Starting in the 1950s, there were indications that African-Americans had begun to link their activism to more global struggles, such as the plight of Palestinians.
Professor of History at Randolph-Macon College, Michael R. Fischbach chronicled this historical alliance in his book Black Power and Palestine, uncovering why black leaders like Martin Luther King Jr., Malcolm X, and Muhammad Ali came to the support of Palestinians.
Fischbach explored how two wings of the black freedom struggle – the civil rights movement and the Black Power movement – approached the 1967 Arab-Israeli War and interpreted the conflict in ways that reflected their own domestic fight for racial equality.
Fischbach argued that “Black Power activists identified with the Palestinian’s struggle against Israel, seeing in the former a kindred people of color fighting for freedom against imperialist domination.”
“This fit in with their own vision of identity and political action: an internally colonized people fighting to overturn a racialized system of oppression,” he said.
A new generation of civil rights movements have picked up where those from the 1960s and 1970s had left off.
The most visible expression occurred in 2014, during Israel’s assault on Gaza that killed more than 2,250 Palestinians, including 550 children, which coincided with the uprising in Ferguson, Missouri, following the police killing of teenager Michael Brown.
That moment saw the hashtag #Palestine2Ferguson, displaying strong expressions of solidarity between the two causes.
In doing so, it brought renewed attention to connections between their intersecting oppression – like joint training between Israeli forces that kill Palestinians with impunity and deadly US police violence against black people.
— Carlos Latuff (@LatuffCartoons) June 1, 2020
A report by Israel’s Reut Institute and the US-based Jewish Council for Public Affairs saw this joint-consciousness building as a worrying development.
It claimed these movements threatened to undermine the Jewish community and its support for Israel, calling it a “strategic benchmark in the evolution of anti-Israel agendas within intersectional spaces.”
In fact, BLM’s solidarity with Palestine was one of the driving reasons why the Israeli government and its lobbying arms worked hard to disrupt it, as revealed in The Lobby – USA, a four-part undercover investigation by Al Jazeera.
As Black America seethes today in the face of police killings and a racialised criminal justice system, that historically shared political analysis and mutual solidarity have again become visible.
Not long after George Floyd was publicly slain by an officer in Minneapolis, a 32-year-old disabled autistic man, Iyad Halak, was killed by Israeli police.
Taken together, their deaths highlighted parallels between the two struggles.
Eyad and George were victims of similar systems of supremacy and oppression. They must be dismantled.
Palestinian Lives Matter.
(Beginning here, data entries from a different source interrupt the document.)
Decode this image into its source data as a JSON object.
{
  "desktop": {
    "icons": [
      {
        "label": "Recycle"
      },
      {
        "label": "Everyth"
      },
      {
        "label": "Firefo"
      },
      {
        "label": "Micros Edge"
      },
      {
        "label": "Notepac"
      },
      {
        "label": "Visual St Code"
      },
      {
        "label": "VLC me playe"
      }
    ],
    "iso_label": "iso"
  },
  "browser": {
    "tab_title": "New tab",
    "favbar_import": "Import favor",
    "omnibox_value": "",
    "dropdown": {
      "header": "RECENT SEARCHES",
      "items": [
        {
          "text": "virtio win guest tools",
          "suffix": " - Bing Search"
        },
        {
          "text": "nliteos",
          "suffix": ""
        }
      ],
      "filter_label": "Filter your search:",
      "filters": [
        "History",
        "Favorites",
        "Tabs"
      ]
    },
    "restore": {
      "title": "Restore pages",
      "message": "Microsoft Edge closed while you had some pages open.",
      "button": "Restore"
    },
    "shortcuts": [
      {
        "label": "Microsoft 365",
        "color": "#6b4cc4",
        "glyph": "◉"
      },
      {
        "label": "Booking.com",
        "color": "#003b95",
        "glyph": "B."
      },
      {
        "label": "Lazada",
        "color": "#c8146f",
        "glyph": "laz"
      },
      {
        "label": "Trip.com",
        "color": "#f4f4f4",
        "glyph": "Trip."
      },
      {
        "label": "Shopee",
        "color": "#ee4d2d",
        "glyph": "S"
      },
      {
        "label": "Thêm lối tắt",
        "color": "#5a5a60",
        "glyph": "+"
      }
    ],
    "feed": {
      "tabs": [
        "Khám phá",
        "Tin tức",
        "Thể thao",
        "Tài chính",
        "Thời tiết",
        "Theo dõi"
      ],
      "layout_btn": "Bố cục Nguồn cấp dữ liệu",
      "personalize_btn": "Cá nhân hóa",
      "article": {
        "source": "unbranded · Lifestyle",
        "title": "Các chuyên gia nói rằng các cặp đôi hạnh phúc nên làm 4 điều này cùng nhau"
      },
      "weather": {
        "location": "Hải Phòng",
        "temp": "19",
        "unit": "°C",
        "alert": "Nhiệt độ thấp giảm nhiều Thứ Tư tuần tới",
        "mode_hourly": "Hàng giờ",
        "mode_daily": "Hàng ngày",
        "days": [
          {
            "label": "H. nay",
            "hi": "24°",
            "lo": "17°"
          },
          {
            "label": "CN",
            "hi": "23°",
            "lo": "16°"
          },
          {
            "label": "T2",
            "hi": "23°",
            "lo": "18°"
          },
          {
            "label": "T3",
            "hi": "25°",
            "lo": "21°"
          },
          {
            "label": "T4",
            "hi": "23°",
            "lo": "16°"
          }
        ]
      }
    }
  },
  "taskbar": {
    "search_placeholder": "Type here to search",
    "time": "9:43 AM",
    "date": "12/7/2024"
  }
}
Black Lives Matter.
It is time for justice. pic.twitter.com/EoE0opIKiR
— ThePIPD (@ThePIPD) May 31, 2020
In response to Floyd’s murder, artist and activist Lina Abojaradeh visualised the connective tissue between different forms of oppression.
“The black man choked to death, the Palestinian worshipper being beaten, the indigenous native women facing violence…it is all rooted in the settler colonialism mentality, and the deeply systematized belief of the supremacy of one race over another,” she said.
The BNC concluded: “We can’t breathe until we’re free from oppression and racism. #BlackLivesMatter”.